Loose tie-ins to the robot revolution story. Two feature characters whose links to the Iron Man mythos mean you can hardly leave them out – Riri Williams, sometime Iron Man and subsequently Ironheart; and Pepper Potts, AKA Rescue. The third, most tenuous of the lot, features Albert the robot Wolverine double and his robot kid sidekick Elsie-Dee, detritus of some long-ago storyline and exactly the sort of batshit idea for which I love sprawling superhero universes. I don't mind the utter superfluity to the main plot which all three stories share; that comes with the territory, and demanding crossovers 'matter' is a mug's game. But there's a general lack of spark to the stories, an ugliness and/or confusion to much of the art, which leaves it all feeling very 'will this do?'
Excepto las historia de pepper, me sobra todo. Que algo ocurra a la vez que iron man 2020 no quiere decir que tenga que ver con iron man 2020. Y además las historias de IronHeart y iWolverine son bastante mediocres. Se salva por la historia de Rescue que ha conseguido que en dos números conecte con el personaje.
Elsie Dee's speech tick bugged the ever loving hell out of me. Three stars for the Rescue and Ironheart stories. I thought those were pretty good, especially Riri's struggle between being a superhero and helping people in trouble, and obeying the law that teens can't be superheros. Both are the right things to do, one morally and the other legally, but they are in direct opposition to each other. So how do you do the right thing when both choices are the right thing, but you can only choose one, at the expense of the other.
More background of the 2020 Robot Revolution - We get a Japanese revenge story about the Robot Wolverine, Albert, with dependable quest elements and big action displays, a story about Pepper Potts in the Rescue armor - which needed more depth or needs to be explored better in a later story. The Ironheart story here is by far my favorite; she has an AI in her life that emulates her deceased friend, and who hasn't wished for that? Don't answer that. That gives her a very profound connection to the AI manipulation & revolution, and the combination of characterization, story and art in this one made it my pick of the collection.
Also? VERY interesting that this would share a plot element with the latest Cory Doctorow. Great minds?
Only read this if you're a completist in the 'Iron Man 2020: Robot Revolution' storyline. This collection contains side stories on Rescue and Ironheart that don't really advance the main story, but give you placement of characters usually referenced in the main title.

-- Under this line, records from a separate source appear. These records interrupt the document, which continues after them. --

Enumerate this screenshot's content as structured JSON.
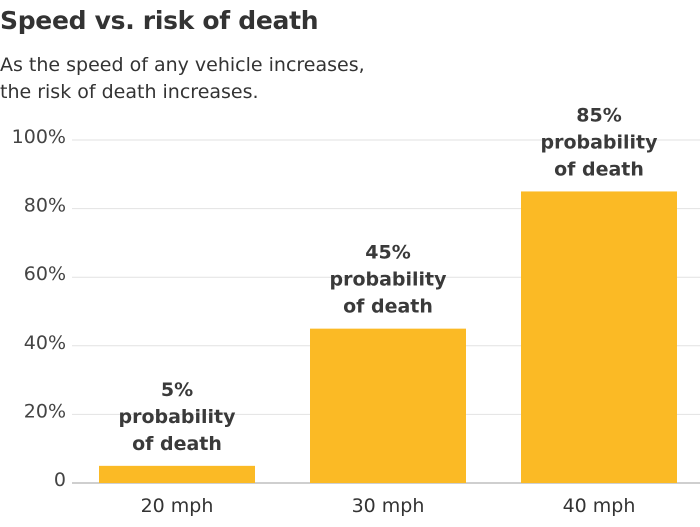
{
  "chart_data": {
    "type": "bar",
    "title": "Speed vs. risk of death",
    "subtitle": [
      "As the speed of any vehicle increases,",
      "the risk of death increases."
    ],
    "categories": [
      "20 mph",
      "30 mph",
      "40 mph"
    ],
    "values": [
      5,
      45,
      85
    ],
    "data_labels": [
      [
        "5%",
        "probability",
        "of death"
      ],
      [
        "45%",
        "probability",
        "of death"
      ],
      [
        "85%",
        "probability",
        "of death"
      ]
    ],
    "yticks": [
      0,
      20,
      40,
      60,
      80,
      100
    ],
    "ytick_labels": [
      "0",
      "20%",
      "40%",
      "60%",
      "80%",
      "100%"
    ],
    "ylim": [
      0,
      100
    ],
    "xlabel": "",
    "ylabel": "",
    "grid": true,
    "bar_color": "#FBBA25"
  }
}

Why they needed to ressurect these characters from 90's Wolverine issues, I don't know. They don't really have much of a place in current continuity. Maybe just dusted off because they're artificial intelligence...
Bonus:Pierce Albert and Elsie-Dee still haven't upgraded their vocals to remove their speech impediments
I picked this up being a big Ironheart fan and that story was fairly solid. I like the idea of her A.I running amuck and Riri having to talk her down. The other two stories were fine, but little parts of them bothered me, like Pepper trying to turn Tony’s AI into a living version of him and the god-awful child accent in iWolverine. I wouldn’t say that this is a bad collection of stories but they are pretty mediocre, elevated by characters I enjoy and decent art.
It was kind of fun getting to revisit Albert and Elsie with Larry Hama, but I forgot how annoying Elsie Dee's word balloons can get with prolonged exposure. Nothing in here is worth writing home about.
I liked the Wolverine story. A Hama return to do it right was a nice touch. The Ironheart story was pretty bad. Post-Bendis Riri isn't very good. As part of the Iron Man 2020 overarching story...the connection is pretty loose. The relevance is non-existent. Hamfisted comes to mind.
you can completely skip this collection and not miss anything of the overriding story. The Rescue issues are not totally useless, but the iWolverine story is an embarrassment and I wish I had just skipped them.
A collection of comics connected by an AI theme. The Ironheart comics were by far the best, woth Rescue in second place. The Wolverine comics were pretty meh.